Episode 51 - (ETHICS) Ethics and Social Media

Put down that Facebook! Drop those Twitters! You can't risk a moment more on social media without first listening to this important episode on the ethics of social media.  Think it's ok to share pictures of your fellow BCBAs relaxing on the beach on Instragram? What about Snapchatting with colleagues to discuss possible solutions a client with SIB? Y'know what: Don't even try to answer without listening to Rob, Diana, and Jackie discuss articles all about social media and the ethical quandry you may already be in!

And, don't forget a handy link to the updated BACB Ethical Guidelines so you can read along.

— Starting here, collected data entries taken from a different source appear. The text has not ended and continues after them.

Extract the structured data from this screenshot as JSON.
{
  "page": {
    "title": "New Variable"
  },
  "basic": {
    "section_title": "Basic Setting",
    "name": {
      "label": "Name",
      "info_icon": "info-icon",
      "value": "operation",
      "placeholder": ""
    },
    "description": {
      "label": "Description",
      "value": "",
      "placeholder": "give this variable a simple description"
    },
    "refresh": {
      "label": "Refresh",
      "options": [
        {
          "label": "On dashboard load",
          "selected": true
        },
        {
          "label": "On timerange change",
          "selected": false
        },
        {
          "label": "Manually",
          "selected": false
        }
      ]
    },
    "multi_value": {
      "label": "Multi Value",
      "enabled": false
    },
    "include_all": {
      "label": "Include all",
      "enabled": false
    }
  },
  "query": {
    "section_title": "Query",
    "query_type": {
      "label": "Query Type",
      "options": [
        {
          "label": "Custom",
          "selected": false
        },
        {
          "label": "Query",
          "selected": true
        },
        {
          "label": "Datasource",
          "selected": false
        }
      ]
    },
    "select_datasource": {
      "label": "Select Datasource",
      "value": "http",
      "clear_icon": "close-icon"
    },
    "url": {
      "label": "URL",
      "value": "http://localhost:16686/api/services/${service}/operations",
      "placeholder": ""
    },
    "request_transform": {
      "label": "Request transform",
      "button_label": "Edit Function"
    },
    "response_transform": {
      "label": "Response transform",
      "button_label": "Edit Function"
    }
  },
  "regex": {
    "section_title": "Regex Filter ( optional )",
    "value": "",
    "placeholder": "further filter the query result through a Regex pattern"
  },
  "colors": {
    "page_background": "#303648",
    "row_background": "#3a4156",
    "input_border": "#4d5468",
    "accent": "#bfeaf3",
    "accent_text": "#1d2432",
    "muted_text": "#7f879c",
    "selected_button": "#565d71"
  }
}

Articles discussed this episode:

O'Leary, P.N., Miller, M.M., Olive, M.L., & Kelly, A.N.  (2017).  Blurred lines: Ethical implications of social media for behavior analysts.  Behavior Analysis in Practice, 10, 45-51. doi:10.1007/s40617-014-0033-0

Chretien, K.C., Goldman, E.F., Beckman, L., & Kind, T.  (2010).  It's your own risk: Medical students' perspetives on online professionalism.  Academic Medicine, 85, S68-S71. doi: 10.1097/ACM/0b013e3181ed4778

Greysen, S.R., Kind, T., Chretien, K.C.  (2010).  Online professionalism and the mirror of social media.  Journal of General Internal Medicine, 25, 1227-1229. doi: 10.1007/s11606-010-1447-1

If you're interested in ordering CEs for listening to this episode, click here to go to the store page. You'll need to enter your name, BCBA #, and the two episode secret code words to complete the purchase. Email us at abainsidetrack@gmail.com for further assistance.

Episode 51 Preview

Because one episode wasn't enough, we've got TWO big ethics episodes coming up throughout the rest of March.  And not just any ethics! We're going to dive deep into the pitfalls inherent in social media and technology.  How the heck can I post inappropriate pictures online and stay on the right side of my ethical obligations (answer: you can't!) and is it possible to teach my staff and co-workers to be an upstanding citizen of ethics (answer: it is!).  In the meantime enjoy some Errata about a poorly behaved cat and a Rob ProTip about snagging your dream jobs.  The power is yours!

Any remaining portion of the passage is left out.